3. Beyin gelişimi bozuklukları
Prematüre bebeklerde görülebilecek beyin gelişimi bozuklukları da beyin kanaması ve periventriküler lökomalazi olabilir. Periventriküler lökomalazi genellikle prematüre bebeklerde bulunan, ventrikül adındaki sıvı ile dolu boşlukları çevreleyen beyin dokularının hasar görmesiyle oluşur, entriküller etrafındaki damarların sızdırması ya da yırtılması sonucunda beyin hasarına yol açar. Beyin gelişimi bozukluklarından herhangi birinin görülmesi durumunda kalıcı hasar görülmemesi için bebeğin, iyi bir çocuk nöroloğu, fizik tedavi uzmanı ve fizyoterapistten oluşan bir ekip tarafından takip ve tedavisi önerilir.
4. Büyüme ve gelişim geriliği
Prematüre bebekler yaşıtlarının boy ve kilosunu 3 yaşına kadar yakalayamayabilir. Yoğun bakımda uzun süre kalan bebeklerin gelişimi daha zor olduğundan, daha çok takip ve destek gerektirir. Vitamin, mineral eksikliği ve kansızlığın daha kolay geliştiği bu bebeklerde büyüme gecikmesi yaşanabilir. Bu yüzden prematüre bebekler, vaktinde doğan bebeklere göre daha sık muayene edilmelidir.
5. İşitme sorunları
Prematüre bebeklerde yoğun bakımda yatış süreci, erken doğum ve aldığı tedavilere bağlı olarak işitme kaybı yaşanabilir.
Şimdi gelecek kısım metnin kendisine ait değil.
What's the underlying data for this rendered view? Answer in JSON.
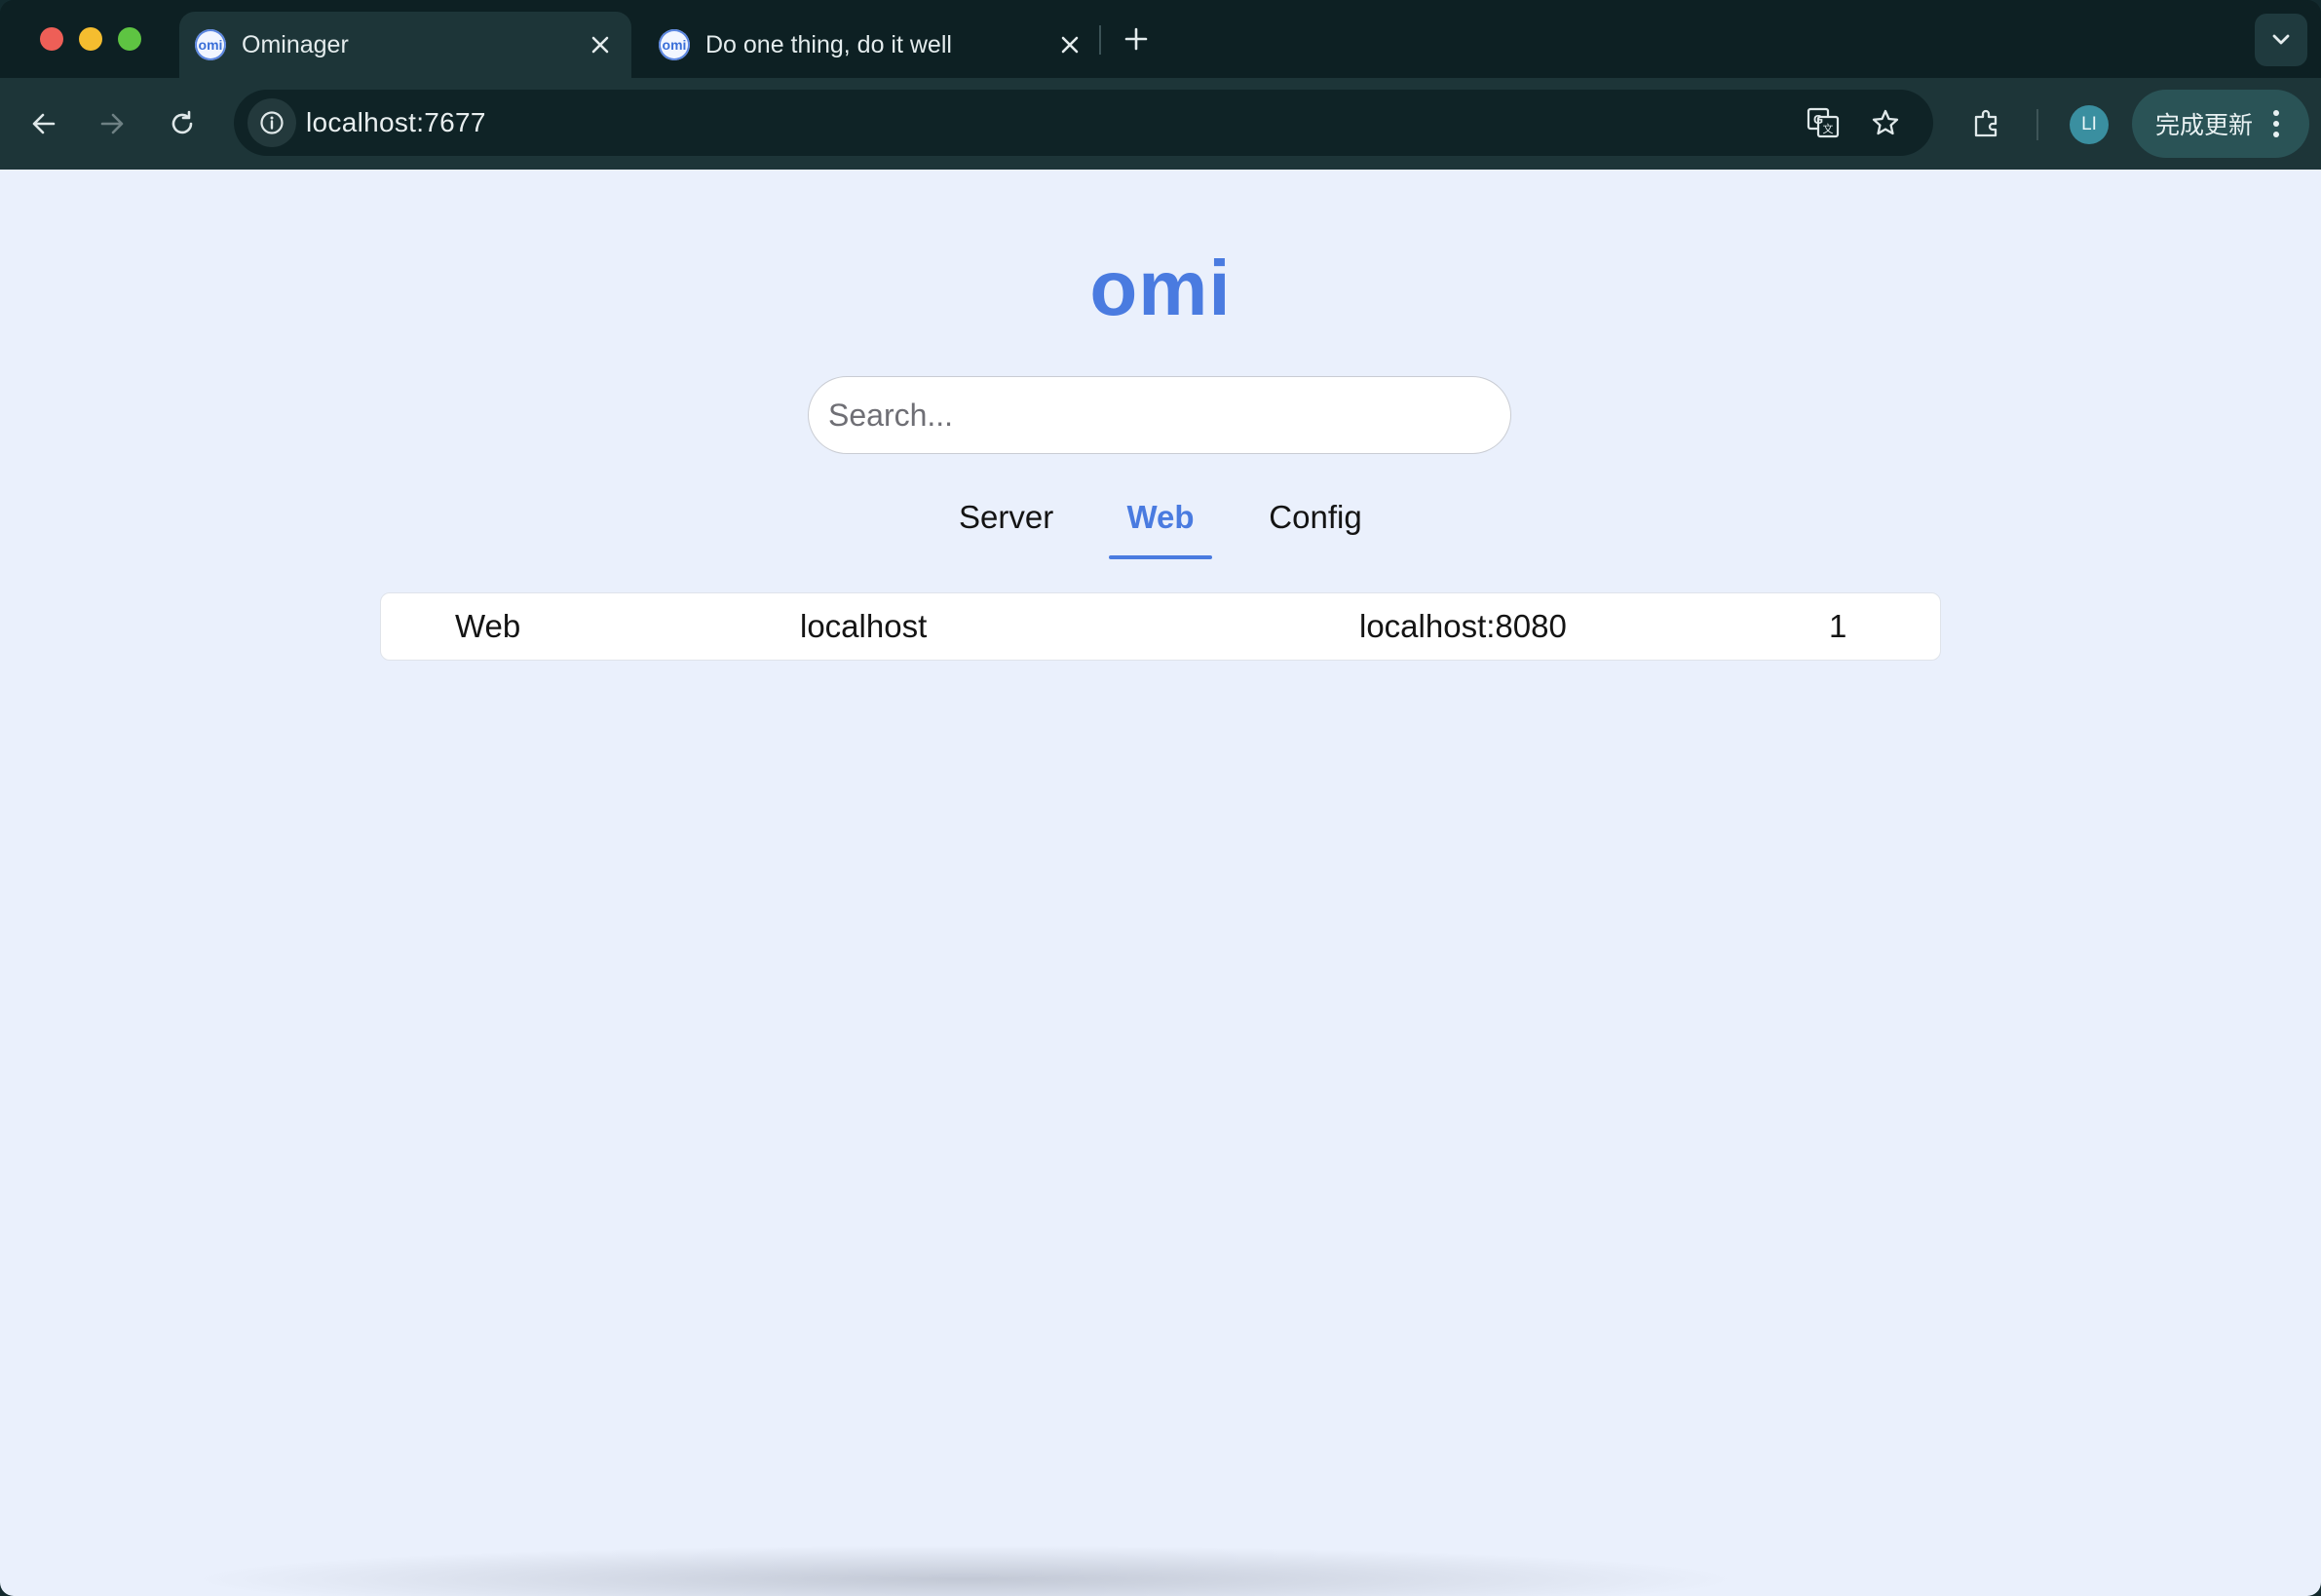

Erken dönemde yapılan işitme tetkikleri işitme kayıplarının tedavisinde önemli rol oynar. Özellikle 36’ncı haftadan önce ya da 1500 gramdan düşük doğumlarda, 2 günden uzun yoğun bakımda kalışta, ailede kalıtsal işitme kaybı olan ve hamilelikte ağır hastalık geçiren annelerin bebeklerinde BERA adı verilen işitme tetkiki önerilir.
Prematüre bebek annesine destek önemli
Doğumdan sonraki hastanede kalış sürecinde prematüre bebeğin anne sütü ile beslenmesi önem taşır. Anne sütü, bebeğin iyileşme sürecinde önemli bir destek. Bu süreçte annenin moralini yüksek tutması büyük önem taşır. Aileler morbidite denilen erken doğuma bağlı kronik akciğer hasarı, kalıcı görme kusuru, engelliğe kadar varan sağlık sorunlarıyla boğuşmak zorunda kalabildiklerinden, bu süreçte psikolojik destek almaları önerilir. Prematüre bebeğin hastaneden çıktıktan sonra da göz, işitme, nöroloji gibi konularda takiplerinin düzenli şekilde yaptırılması gerekir. Prematüre bebeklerin aşı takviminin diğer bebeklerden daha farklı olduğu unutulmamalıdır.